The museum has a nice connection to the Monuments Men, the movie George Clooney made about a team of art specialists who recovered works taken by the Nazis in WWII. While Madame Spreckels was building the museum and raising funds for war-torn Europe, the future Legion of Honor director was in Europe as a monuments man. Thomas Howe helped find art loot stashedat Hitler's safe-house in southern Germany. After the war, he helped restore over three million objects to their original owners.

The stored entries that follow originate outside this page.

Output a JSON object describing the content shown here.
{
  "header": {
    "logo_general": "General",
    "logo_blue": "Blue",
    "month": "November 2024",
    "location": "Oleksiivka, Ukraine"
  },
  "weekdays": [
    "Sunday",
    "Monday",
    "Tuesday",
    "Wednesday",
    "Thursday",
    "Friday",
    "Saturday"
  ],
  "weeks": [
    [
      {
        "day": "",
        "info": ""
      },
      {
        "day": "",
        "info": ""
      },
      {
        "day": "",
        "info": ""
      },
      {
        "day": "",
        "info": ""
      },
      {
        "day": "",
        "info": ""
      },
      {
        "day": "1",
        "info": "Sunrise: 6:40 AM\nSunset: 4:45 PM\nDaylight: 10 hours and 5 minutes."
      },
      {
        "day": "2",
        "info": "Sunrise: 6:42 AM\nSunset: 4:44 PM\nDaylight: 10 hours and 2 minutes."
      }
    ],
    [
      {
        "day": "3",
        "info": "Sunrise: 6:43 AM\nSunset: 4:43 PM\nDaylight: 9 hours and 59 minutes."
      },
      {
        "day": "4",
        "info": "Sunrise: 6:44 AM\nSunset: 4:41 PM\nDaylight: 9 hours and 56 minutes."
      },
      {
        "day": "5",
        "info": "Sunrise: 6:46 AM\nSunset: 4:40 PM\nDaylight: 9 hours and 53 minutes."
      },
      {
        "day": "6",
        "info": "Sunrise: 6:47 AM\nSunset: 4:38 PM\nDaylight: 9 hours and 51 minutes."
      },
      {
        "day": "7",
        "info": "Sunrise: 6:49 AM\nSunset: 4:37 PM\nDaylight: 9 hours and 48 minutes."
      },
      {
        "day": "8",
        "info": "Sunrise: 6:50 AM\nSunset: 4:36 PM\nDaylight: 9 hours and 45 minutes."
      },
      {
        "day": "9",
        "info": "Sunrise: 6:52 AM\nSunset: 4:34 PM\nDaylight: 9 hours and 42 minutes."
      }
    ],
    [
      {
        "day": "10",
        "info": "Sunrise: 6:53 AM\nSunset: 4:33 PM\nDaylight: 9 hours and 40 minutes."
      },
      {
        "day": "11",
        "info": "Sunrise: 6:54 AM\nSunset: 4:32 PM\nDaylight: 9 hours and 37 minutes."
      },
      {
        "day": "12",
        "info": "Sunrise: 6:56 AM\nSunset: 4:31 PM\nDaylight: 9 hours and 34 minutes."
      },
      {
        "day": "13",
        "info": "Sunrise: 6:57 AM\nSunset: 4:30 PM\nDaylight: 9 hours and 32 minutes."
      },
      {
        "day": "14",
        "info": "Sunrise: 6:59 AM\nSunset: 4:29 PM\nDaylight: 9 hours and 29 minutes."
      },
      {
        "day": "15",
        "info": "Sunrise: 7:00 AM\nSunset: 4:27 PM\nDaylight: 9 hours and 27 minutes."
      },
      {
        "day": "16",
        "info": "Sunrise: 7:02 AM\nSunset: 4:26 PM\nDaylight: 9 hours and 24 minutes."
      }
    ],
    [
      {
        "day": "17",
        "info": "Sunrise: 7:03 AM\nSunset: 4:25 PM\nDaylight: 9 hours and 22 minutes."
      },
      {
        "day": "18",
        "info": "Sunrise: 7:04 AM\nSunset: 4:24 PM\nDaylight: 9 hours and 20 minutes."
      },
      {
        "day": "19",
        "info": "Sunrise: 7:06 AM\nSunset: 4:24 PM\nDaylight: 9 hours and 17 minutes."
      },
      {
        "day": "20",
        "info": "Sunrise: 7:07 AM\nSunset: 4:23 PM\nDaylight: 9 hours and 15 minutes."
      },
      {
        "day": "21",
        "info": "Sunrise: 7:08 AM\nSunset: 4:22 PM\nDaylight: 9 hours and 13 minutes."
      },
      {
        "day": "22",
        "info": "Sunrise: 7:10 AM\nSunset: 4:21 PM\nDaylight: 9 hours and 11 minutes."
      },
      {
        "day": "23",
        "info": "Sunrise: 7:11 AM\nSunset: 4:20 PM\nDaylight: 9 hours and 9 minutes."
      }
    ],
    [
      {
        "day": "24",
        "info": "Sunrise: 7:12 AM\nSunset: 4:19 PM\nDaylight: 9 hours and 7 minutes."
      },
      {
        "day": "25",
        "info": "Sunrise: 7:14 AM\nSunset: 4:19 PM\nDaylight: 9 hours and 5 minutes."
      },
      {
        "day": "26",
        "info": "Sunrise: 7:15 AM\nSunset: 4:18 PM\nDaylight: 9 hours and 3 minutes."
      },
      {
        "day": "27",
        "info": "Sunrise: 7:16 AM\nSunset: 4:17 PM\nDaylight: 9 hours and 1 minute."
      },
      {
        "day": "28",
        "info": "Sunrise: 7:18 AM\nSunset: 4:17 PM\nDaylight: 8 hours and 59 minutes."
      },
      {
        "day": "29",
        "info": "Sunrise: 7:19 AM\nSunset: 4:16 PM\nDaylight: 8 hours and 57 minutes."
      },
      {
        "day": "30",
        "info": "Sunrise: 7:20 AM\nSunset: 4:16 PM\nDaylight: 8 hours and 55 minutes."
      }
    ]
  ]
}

The Museum’s Monuments, Fine Art and Archives (MFAA) has a lot of the correspondence from the Monuments Men as well as maps, annotated photographs, a scrapbook, and photographs from the remarkable events.
The Legion also has one of the best collections of Auguste Rodin sculptures. Alma met Rodin in Paris around 1914 and bought a ton of his work. The Legion has a Bronze Age, Three Shades and an oversized marble head of Victor Hugo. The collection of Dutch and Flemish masters is small but carefully choosen and includes Rembrandt van Rijn and Peter Paul Rubens. The antique desks and mirrors give the rooms with works from artists like Francisco Goya, Edgar Degas and Pablo Picasso a lot of atmosphere.
Eat and drink before you leave, there are no other options close to the museum. The café-restaurant is good: first rate pale ales, some good wines, and gourmet food. Across from the café the museum store has the friendliest staff on earth, colorful arts and craft, and for those of us caught off-guard by San Fran’s cool summer breeze, a wind-resistant black cotton summer jacket.
Here is what Wikipedia says about Legion of Honor (museum)
The Legion of Honor, formally known as the California Palace of the Legion of Honor, is an art museum in San Francisco, California. Located in Lincoln Park, the Legion of Honor is a component of the Fine Arts Museums of San Francisco, which also administers the de Young Museum.